Zoridae, votre billet nous a bien amusés, à la maison. Vous avez croqué vos accompagnatrices (teur), avec beaucoup d'esprit…, et de féroces quenottes. Ces petits portraits sont aussi vivants qu'habiles à fixer l'essentiel. Il y a juste une petite critique que je me permettrai, en admirateur du piano en général et de ma femme en particulier : vous faites la part belle au côté "diva" en oubliant qu'il existe des accompagnateurs au talent éblouissant. Gerald Moore par exemple, qui, de son vivant, était recherché des plus belles voix : Fischer-Dieskau, Schwarzkopf, Kathleen Ferrier… Mais bon, j'aimerais lire beaucoup de billets comme ça!
@balmeyer : on ne peut pas jouer de piano avec une camisole, mais on pourrait encore chanter. Ah! mais, c'est très mal de traiter comme ça! Quelqu'un vous a claqué un couvercle de piano sur les doigts quand vous étiez petit? ;-)

Zoridae a dit…

Leïloona,

Les guitariste j'en ai connu moins. Tout de même un avec qui je travaillais des mélodies contemporaine et qui était au conservatoire en classe de composition. C'était l'horreur, il ne parlait pas, même pas de musique. A l'époque les timides me ramenaient à ma timidité enfantine et les séances étaient très éprouvantes :)

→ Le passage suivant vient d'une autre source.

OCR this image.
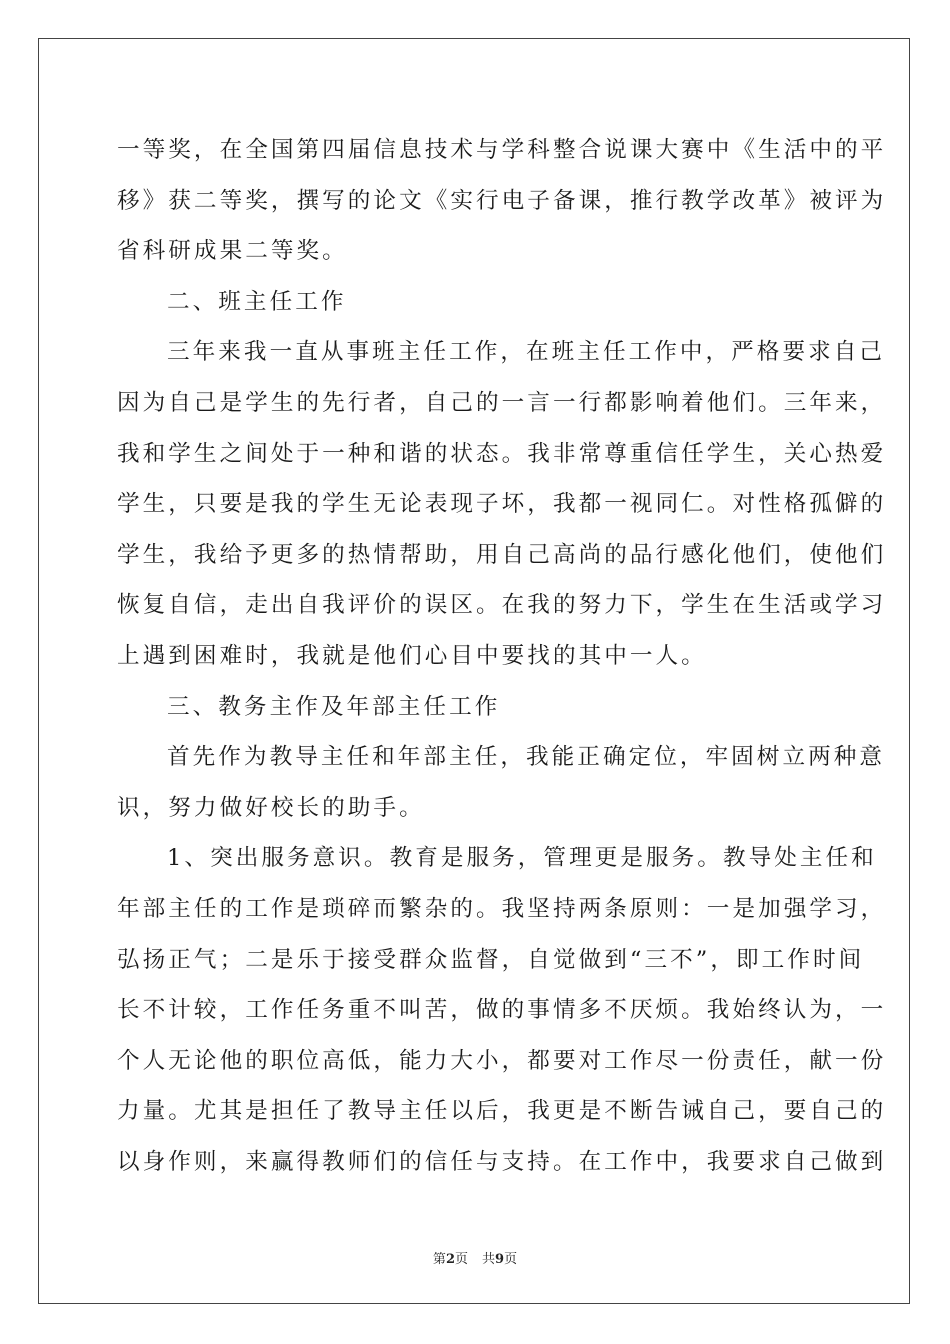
一等奖，在全国第四届信息技术与学科整合说课大赛中《生活中的平
移》获二等奖，撰写的论文《实行电子备课，推行教学改革》被评为
省科研成果二等奖。
二、班主任工作
三年来我一直从事班主任工作，在班主任工作中，严格要求自己
因为自己是学生的先行者，自己的一言一行都影响着他们。三年来，
我和学生之间处于一种和谐的状态。我非常尊重信任学生，关心热爱
学生，只要是我的学生无论表现子坏，我都一视同仁。对性格孤僻的
学生，我给予更多的热情帮助，用自己高尚的品行感化他们，使他们
恢复自信，走出自我评价的误区。在我的努力下，学生在生活或学习
上遇到困难时，我就是他们心目中要找的其中一人。
三、教务主作及年部主任工作
首先作为教导主任和年部主任，我能正确定位，牢固树立两种意
识，努力做好校长的助手。
1、突出服务意识。教育是服务，管理更是服务。教导处主任和
年部主任的工作是琐碎而繁杂的。我坚持两条原则：一是加强学习，
弘扬正气；二是乐于接受群众监督，自觉做到“三不”，即工作时间
长不计较，工作任务重不叫苦，做的事情多不厌烦。我始终认为，一
个人无论他的职位高低，能力大小，都要对工作尽一份责任，献一份
力量。尤其是担任了教导主任以后，我更是不断告诫自己，要自己的
以身作则，来赢得教师们的信任与支持。在工作中，我要求自己做到
第2页 共9页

Qu'il est bon de vieillir !

Natalys,

Arrête de me mettre la pression ;) !

Nicolas,

Lol, oui !

Tifenn,

Je peux répéter avec clavecin et viole de gambe. La clarinette devra être accompagnée d'un instrument harmonique. Il existe d'ailleurs un très beau lied de Schubert "Der Hirt auf dem Felsen" pour soprano, piano et clarinette....

Le Coucou,

Vous êtes pianiste ou c'est votre épouse ?
C'est sûr que j'en ai oublié, j'ai choisi volontairement de faire un portrait "à charge".

Je n'ai pas parlé du génial Alexandre avec qui j'ai joué à l'opéra de Lyon il y a quelques années et qui reste mon pianiste préféré de référence.

(Il semblerait, en outre, que j'ai enfin trouvé un pianiste très doué, charmant et NORMAL ! Mais chut, il vaut mieux patienter avant de parler que de se tromper...)

Ne vous inquiétez pas, certains accompagnateurs doivent se régaler d'histoires de Diva plus ou moins déséquilibrées :))

Le coucou a dit…

Ma femme, pas moi! Je ne sais même pas jouer du pipeau et je chante faux.